In this study, balancing autonomy and adequate nutrition presented ethical and emotional challenges for the persons involved. Self-determination, choice and control are fundamental to self-worth, and this remains true for people with dementia.^25,26 The tension we identified between respecting autonomy and ensuring adequate nutrition represents tensions in doing good, and indicates that finding a balance that alleviates this tension remains a key challenge in daily clinical practice. Healthcare professionals and relatives continuously sought ways to navigate this tension, mentioning autonomy and quality of life as key considerations in the decision-making process. These findings are consistent with prior research.^1,27

Despite the recognized importance of shared decision-making, most participants in this study had not actively discussed advance care planning regarding the situation of resistive behavior. Instead, relatives tended to postpone discussions about treatment plans until a critical event occurred, such as pneumonia or a near-total loss of oral intake of food and fluids. Prior research found that while relatives may be prepared for their role as decision makers, they may struggle to make decisions on behalf of their loved ones and tend to focus on the present.^27–29 In this study, decision making did not emerge as a prominent theme and was not generally perceived as challenging. Instead, it was viewed as an ongoing process of identifying actions that aligned with the needs and preferences of the person with dementia while remaining acceptable to those involved.

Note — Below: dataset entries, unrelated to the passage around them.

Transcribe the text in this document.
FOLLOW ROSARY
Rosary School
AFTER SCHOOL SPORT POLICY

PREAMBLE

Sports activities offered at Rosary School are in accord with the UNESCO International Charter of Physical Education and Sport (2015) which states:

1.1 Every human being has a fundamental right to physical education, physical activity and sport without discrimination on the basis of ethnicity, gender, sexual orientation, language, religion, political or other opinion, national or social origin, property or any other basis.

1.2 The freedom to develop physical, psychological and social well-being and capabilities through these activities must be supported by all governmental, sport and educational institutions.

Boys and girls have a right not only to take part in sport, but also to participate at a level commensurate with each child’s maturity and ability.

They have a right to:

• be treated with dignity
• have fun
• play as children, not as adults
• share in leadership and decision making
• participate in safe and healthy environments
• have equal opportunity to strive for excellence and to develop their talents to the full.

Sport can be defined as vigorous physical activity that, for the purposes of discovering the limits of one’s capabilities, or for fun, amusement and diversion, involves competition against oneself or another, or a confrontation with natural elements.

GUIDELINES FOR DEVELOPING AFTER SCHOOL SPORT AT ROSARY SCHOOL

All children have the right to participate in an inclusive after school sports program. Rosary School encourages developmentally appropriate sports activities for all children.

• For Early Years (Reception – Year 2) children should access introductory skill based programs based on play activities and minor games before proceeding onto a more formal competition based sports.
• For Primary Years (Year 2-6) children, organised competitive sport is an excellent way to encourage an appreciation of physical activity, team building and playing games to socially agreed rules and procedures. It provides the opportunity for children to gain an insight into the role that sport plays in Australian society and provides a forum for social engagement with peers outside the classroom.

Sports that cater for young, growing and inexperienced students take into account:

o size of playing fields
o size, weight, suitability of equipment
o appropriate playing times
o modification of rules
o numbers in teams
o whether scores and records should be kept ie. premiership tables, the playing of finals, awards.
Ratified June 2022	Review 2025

Although decision making itself was not a prominent theme in our study, one case illustrated that moral deliberation was necessary to reach consensus on a treatment plan. The complexity of this case was likely due to the specific context of living at home with dementia. The other cases in our study concerned the nursing home setting. In the home care setting, the burden of managing resistive behavior and implementing interventions falls primarily on family and 24-h care is not available. In contrast, nursing home settings provide structured care with close collaboration among healthcare professionals. Additionally, in this case, the burden of daily caregiving had significant health consequences for the primary caregiver. These findings suggest that resistive behavior may pose greater challenges in home care settings, where families bear primary responsibility, compared to institutional settings with multidisciplinary support. A study in the home care setting in Singapore indicated high levels of caregiver burden and increased risk of depression, especially in situations involving neuropsychiatric symptoms such as resistive behavior.³⁰

As dementia progressed, the focus of care in this study shifted from ensuring adequate nutrition to prioritizing comfort and enjoyment during mealtimes. Relatives in our study reported that such shift alleviates the burden of decision making and reduce its emotional impact on the persons involved. However, accepting the resistive behavior, such as agreeing on no longer offering food and drinks when the behavior persisted, remained challenging for relatives. In addition, the overall impact of resistive behavior on relatives and healthcare professionals evolved over time. Relatives reported that the situation was particularly challenging when the resistive behavior first emerged but became easier to deal with over time and as the dementia progressed. This is in line with prior research.³¹ In our study, healthcare professionals also experienced feelings of frustration and helplessness, particularly when the resistive behavior persisted and oral intake decreased. These findings highlight that resistive behavior affects both relatives and healthcare professionals, although the latter are generally more emotionally detached than relatives. A review indicated that healthcare professionals can experience a considerable amount of distress related to caring for persons with dementia, which is even greater in situations with resistive behavior.³² Most participants ultimately accepted the situation and prioritized comfort care and dignity over life-prolonging interventions such as artificial nutrition and hydration, even when this potentially shortened the life expectancy of the person with dementia. However, the ethical and emotional impact of withholding food and fluids, especially near the end of life, remained significant for both relatives and healthcare professionals.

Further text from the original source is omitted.